Audit Committee Report
This report is furnished by the Audit
Committee of the Board of Directors with respect to NTICs financial statements
for the fiscal year ended August 31, 2007.
One of the purposes of the Audit Committee
is to oversee NTICs accounting and financial reporting processes and the audit
of NTICs annual financial statements. NTICs management is responsible for the
preparation and presentation of complete and accurate financial statements.
NTICs independent registered public accounting firm, Virchow Krause &
Company LLP, is responsible for performing an independent audit of NTICs
financial statements in accordance with the standards of the Public Company
Accounting Oversight Board (United States) and for issuing a report on their
audit.
11
In performing its oversight role, the
Audit Committee has reviewed and discussed NTICs audited financial statements
for the fiscal year ended August 31, 2007 with NTICs management. Management
represented to the Audit Committee that NTICs consolidated financial statements
were prepared in accordance with generally accepted accounting principles. The
Audit Committee has discussed with Virchow Krause & Company LLP, NTICs
independent registered public accounting firm, the matters required to be
discussed by Statement on Auditing Standards No. 61, Communication with Audit
Committees (Codification of Statements on Auditing Standards, AU 380), as in
effect for NTICs fiscal year ended August 31, 2007. The Audit Committee has
received the written disclosures and the letter from Virchow Krause &
Company LLP required by Independence Standards Board Standard No. 1
(Independence Discussions with Audit Committees), as in effect for NTICs fiscal
year ended August 31, 2007. The Audit Committee has discussed with Virchow
Krause & Company LLP its independence and concluded that the independent
registered public accounting firm is independent from NTIC and NTICs
management.
Based on the review and discussions of the
Audit Committee described above, in reliance on the unqualified opinion of
Virchow Krause & Company LLP regarding NTICs audited financial statements,
and subject to the limitations on the role and responsibilities of the Audit
Committee discussed above and in the Audit Committees charter, the Audit
Committee recommended to the Board of Directors that NTICs audited financial
statements for the fiscal year ended August 31, 2007 be included in its Annual
Report on Form 10-KSB for the fiscal year ended August 31, 2007 for filing with
the Securities and Exchange Commission.
This report is dated as of November 15,
2007.
Audit
Committee
Mark J.
Stone, Chair
Pierre
Chenu
Mark M. Mayers
The foregoing Audit Committee Report
shall not be deemed to be soliciting material or to be filed with the
Securities and Exchange Commission or subject to Regulation 14A or 14C under the
Securities Exchange Act of 1934, as amended, or to the liabilities of Section 18
of that act. Notwithstanding anything to the contrary set forth in any of our
previous filings under the Securities Act of 1933, as amended, or the Securities
Exchange Act of 1934, as amended, that might incorporate future filings,
including this proxy statement, in whole or in part, the Audit Committee Report
shall not be incorporated by reference into any such filings
.
Compensation Committee
Responsibilities
. The Compensation Committee provides assistance to the Board
of Directors in fulfilling its oversight responsibility relating to compensation
of our chief executive officer and other executive officers and administers our
equity compensation plans.
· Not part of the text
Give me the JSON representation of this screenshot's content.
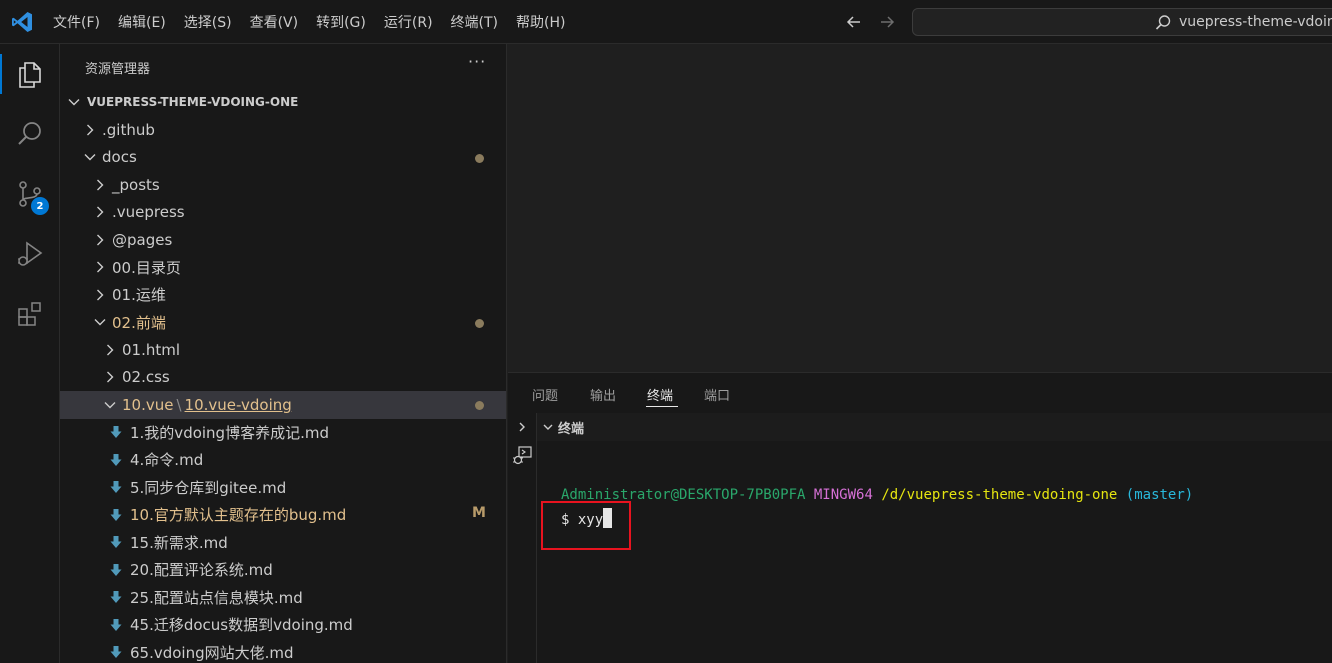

In so doing, the Compensation Committee, among other
things:
-
recommends to the Board of Directors for its
determination, the annual salaries, incentive compensation, long-term
compensation and any and all other compensation applicable to the our
executive officers;
-
establishes, and from time to time reviews and revises,
corporate goals and objectives with respect to compensation for our executive
officers and establishes and leads a process for the full
Board of Directors to evaluate the performance of our executive
officers in light of those goals and objectives; and
-
administers our equity compensation plans and recommends to
the Board of Directors for its determination grants of options or other
equity-based awards for executive officers, employees and independent
consultants under our equity compensation plans.
12
The Compensation Committee operates under
a written charter adopted by the Board of Directors, which can be found on the
Investor Relations-Corporate Governance Items section of our corporate website
www.ntic.com. A printed copy of such charter is also available to any
stockholder upon request to our Corporate Secretary at Northern Technologies
International Corporation, 4201 Woodland Road, Circle Pines, Minnesota 55014 or
by telephone at (763) 225-6637.
Composition
. The current members of the Compensation Committee are Mr. Mayers and
Dr. Rosenbaum. Dr. Rosenbaum is the current chair
of the Compensation Committee. Prior to leaving the Board of Directors in
January 2007, Mr. Coulombe served as a member of the Compensation Committee.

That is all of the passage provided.